What is one project you are particularly proud to have accomplished?
For the airline industry and much of travel and tourism, we immediately took a massive hit in the spring of 2020 and had to radically change our business. We were faced with operational changes with new policies coming out of the World Health Organization and the CDC that impacted how employees did their jobs. There were also structural changes that needed to be made; we became a smaller organization and had to prioritize differently.
We had to communicate a lot of complex topics very quickly and on an increased cadence with a lean communications team. I'm incredibly proud of what the team has been able to achieve by leveraging existing channels and taking a few risks to try some new strategies. Pre-COVID, our communications audit told us that our employees were experiencing volume overload, so when COVID hit we had a choice to make - whether to communicate more or keep trying to reduce the volume. We decided to communicate more because the situation was changing rapidly and employees needed to hear from their leaders. Our employees stuck with us – communications ranked among the highest survey scores in our quarterly pulse surveys.
I’m also very proud of the team’s work to vaccinate as many Delta people as possible – 95% of our entire employee population is vaccinated, without a mandate. We started the vaccine efforts in February 2021 and our goal at the time was 75% because that was the number to reach herd immunity at that time. There was a lot of misinformation and a highly segmented distribution process that made communications a challenge. We created and implemented an ongoing education campaign leveraging influencers who are connected to our audiences. It was a team effort across the company, but I truly believe the communications strategy was an integral part of our success.
What are the skills that are most important for someone to succeed in Internal Communications?
Internal communicators should have deep knowledge of their audience. It's important to have an appreciation for your audience, know the demographics and put yourself in their shoes with empathy. When you do, it makes you a far better communicator because you're managing both the company's overall storyline and what you want your employees to know and feel.
You also have to really understand what your employees need from you as a communications team. In some ways, we are the keepers of the employees' experience and their attention span. We have to protect that.
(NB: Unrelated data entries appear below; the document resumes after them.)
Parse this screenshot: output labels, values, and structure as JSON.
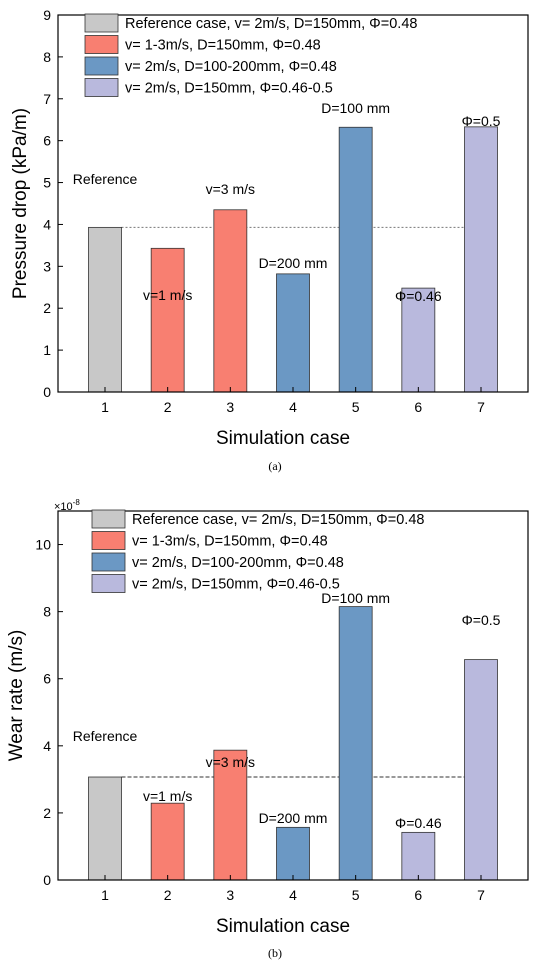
{
  "chart_data": [
    {
      "type": "bar",
      "title": "",
      "xlabel": "Simulation case",
      "ylabel": "Pressure drop (kPa/m)",
      "caption": "(a)",
      "categories": [
        "1",
        "2",
        "3",
        "4",
        "5",
        "6",
        "7"
      ],
      "values": [
        3.93,
        3.43,
        4.35,
        2.82,
        6.32,
        2.48,
        6.33
      ],
      "bar_colors": [
        "#c8c8c8",
        "#f87f71",
        "#f87f71",
        "#6b98c4",
        "#6b98c4",
        "#b9b9dd",
        "#b9b9dd"
      ],
      "ylim": [
        0,
        9
      ],
      "yticks": [
        "0",
        "1",
        "2",
        "3",
        "4",
        "5",
        "6",
        "7",
        "8",
        "9"
      ],
      "reference_line": 3.93,
      "annotations": [
        "Reference",
        "v=1 m/s",
        "v=3 m/s",
        "D=200 mm",
        "D=100 mm",
        "Φ=0.46",
        "Φ=0.5"
      ],
      "legend": [
        {
          "label": "Reference case, v= 2m/s, D=150mm, Φ=0.48",
          "color": "#c8c8c8"
        },
        {
          "label": "v= 1-3m/s, D=150mm, Φ=0.48",
          "color": "#f87f71"
        },
        {
          "label": "v= 2m/s, D=100-200mm, Φ=0.48",
          "color": "#6b98c4"
        },
        {
          "label": "v= 2m/s, D=150mm, Φ=0.46-0.5",
          "color": "#b9b9dd"
        }
      ],
      "legend_position": "top-left",
      "grid": false
    },
    {
      "type": "bar",
      "title": "",
      "xlabel": "Simulation case",
      "ylabel": "Wear rate (m/s)",
      "caption": "(b)",
      "scale_label": "×10",
      "scale_exponent": "-8",
      "categories": [
        "1",
        "2",
        "3",
        "4",
        "5",
        "6",
        "7"
      ],
      "values": [
        3.07,
        2.29,
        3.87,
        1.57,
        8.15,
        1.42,
        6.57
      ],
      "bar_colors": [
        "#c8c8c8",
        "#f87f71",
        "#f87f71",
        "#6b98c4",
        "#6b98c4",
        "#b9b9dd",
        "#b9b9dd"
      ],
      "ylim": [
        0,
        11
      ],
      "yticks": [
        "0",
        "2",
        "4",
        "6",
        "8",
        "10"
      ],
      "reference_line": 3.07,
      "annotations": [
        "Reference",
        "v=1 m/s",
        "v=3 m/s",
        "D=200 mm",
        "D=100 mm",
        "Φ=0.46",
        "Φ=0.5"
      ],
      "legend": [
        {
          "label": "Reference case, v= 2m/s, D=150mm, Φ=0.48",
          "color": "#c8c8c8"
        },
        {
          "label": "v= 1-3m/s, D=150mm, Φ=0.48",
          "color": "#f87f71"
        },
        {
          "label": "v= 2m/s, D=100-200mm, Φ=0.48",
          "color": "#6b98c4"
        },
        {
          "label": "v= 2m/s, D=150mm, Φ=0.46-0.5",
          "color": "#b9b9dd"
        }
      ],
      "legend_position": "top-left",
      "grid": false
    }
  ]
}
Strong internal communicators also are good writers, writing well across different mediums; they are critical thinkers who are able to connect the dots at the 50,000 foot level and at 5,000 foot level!
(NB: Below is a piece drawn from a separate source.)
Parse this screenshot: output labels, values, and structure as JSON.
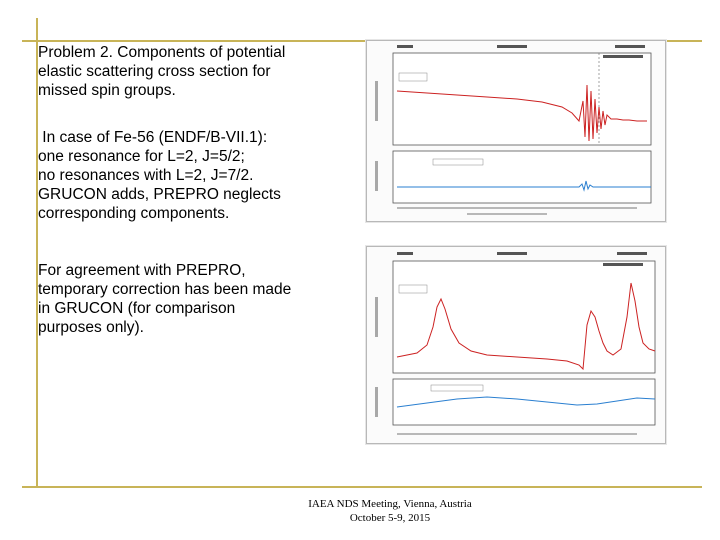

Curiosity also is at the top of my list. Some of the best storytelling and strategic counsel come from being really curious and asking tough questions; it’s also how we best connect the dots.
How do you continue learning about the field of Internal Communications?
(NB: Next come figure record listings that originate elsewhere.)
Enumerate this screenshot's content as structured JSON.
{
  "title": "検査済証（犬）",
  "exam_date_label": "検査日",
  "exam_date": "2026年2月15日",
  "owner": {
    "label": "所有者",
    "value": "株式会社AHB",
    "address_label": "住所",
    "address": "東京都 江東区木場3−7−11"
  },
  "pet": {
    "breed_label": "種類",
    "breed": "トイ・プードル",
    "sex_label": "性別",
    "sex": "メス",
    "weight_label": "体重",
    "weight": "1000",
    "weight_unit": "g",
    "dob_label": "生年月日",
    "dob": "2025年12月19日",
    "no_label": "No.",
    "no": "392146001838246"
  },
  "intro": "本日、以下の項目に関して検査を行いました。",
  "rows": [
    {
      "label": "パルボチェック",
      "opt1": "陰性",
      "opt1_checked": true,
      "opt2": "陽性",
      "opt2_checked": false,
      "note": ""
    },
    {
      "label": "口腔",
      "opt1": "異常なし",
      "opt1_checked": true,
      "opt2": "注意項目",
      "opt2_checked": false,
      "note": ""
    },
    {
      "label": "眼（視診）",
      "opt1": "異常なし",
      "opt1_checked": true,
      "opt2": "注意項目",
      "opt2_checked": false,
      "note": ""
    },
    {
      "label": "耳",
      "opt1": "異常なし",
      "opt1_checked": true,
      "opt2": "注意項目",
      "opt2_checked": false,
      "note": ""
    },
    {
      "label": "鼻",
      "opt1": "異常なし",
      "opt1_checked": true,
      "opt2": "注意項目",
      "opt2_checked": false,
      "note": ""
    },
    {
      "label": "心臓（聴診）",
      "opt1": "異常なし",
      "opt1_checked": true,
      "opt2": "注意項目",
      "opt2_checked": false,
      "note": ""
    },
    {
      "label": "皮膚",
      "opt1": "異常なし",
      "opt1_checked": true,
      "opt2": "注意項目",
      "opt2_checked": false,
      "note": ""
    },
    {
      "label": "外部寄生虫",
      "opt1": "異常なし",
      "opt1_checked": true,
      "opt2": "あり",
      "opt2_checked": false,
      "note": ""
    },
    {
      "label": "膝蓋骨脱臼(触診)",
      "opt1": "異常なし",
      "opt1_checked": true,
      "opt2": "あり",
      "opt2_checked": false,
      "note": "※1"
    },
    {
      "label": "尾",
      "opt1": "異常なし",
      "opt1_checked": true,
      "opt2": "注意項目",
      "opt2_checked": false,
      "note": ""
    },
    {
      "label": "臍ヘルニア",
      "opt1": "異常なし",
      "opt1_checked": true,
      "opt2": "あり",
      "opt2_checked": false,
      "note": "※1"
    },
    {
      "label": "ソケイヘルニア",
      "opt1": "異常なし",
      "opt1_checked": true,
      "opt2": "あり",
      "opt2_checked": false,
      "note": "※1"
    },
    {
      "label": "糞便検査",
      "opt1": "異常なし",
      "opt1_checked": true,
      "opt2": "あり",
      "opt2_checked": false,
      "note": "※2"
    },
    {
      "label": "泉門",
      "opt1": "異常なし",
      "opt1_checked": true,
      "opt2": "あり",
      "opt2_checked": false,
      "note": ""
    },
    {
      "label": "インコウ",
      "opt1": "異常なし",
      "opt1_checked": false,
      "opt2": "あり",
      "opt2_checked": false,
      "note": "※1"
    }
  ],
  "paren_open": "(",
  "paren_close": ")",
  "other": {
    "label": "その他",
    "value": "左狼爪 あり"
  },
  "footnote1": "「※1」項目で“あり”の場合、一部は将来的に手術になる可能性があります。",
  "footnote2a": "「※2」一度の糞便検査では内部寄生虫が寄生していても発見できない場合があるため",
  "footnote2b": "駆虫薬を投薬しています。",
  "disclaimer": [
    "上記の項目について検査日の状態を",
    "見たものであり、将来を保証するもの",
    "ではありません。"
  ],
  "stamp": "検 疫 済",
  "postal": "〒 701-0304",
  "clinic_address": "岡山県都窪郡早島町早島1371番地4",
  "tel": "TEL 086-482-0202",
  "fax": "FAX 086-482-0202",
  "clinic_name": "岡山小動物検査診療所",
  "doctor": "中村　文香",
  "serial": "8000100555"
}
Our profession is directly correlated to what happens in the world – socially, economically, politically. We are constantly called upon to stay connected. A trait of great communicators is a natural curiosity which ensures that we never stop learning: about best practices in communications, about how business works, what’s happening in the world and learning as much as possible about our organization.
To that end, I like to go out and experience what my employees are going through; I like to spend time in the field.
I also like to read about developments in PR, Communications and Marketing. I leverage best practices and conversations with peers, and I try to build a strong network of PR leaders to learn from. Finally, I like to stay engaged with PRSA - it was an important part of my student experience and today continues to supplement my career journey and provide professional development, networking and leadership opportunities.
So great to see that Gina "grew" her career from comms at a subsidiary to working for the parent company. She is a fine example of career growth and development for our industry. Thanks for sharing her story!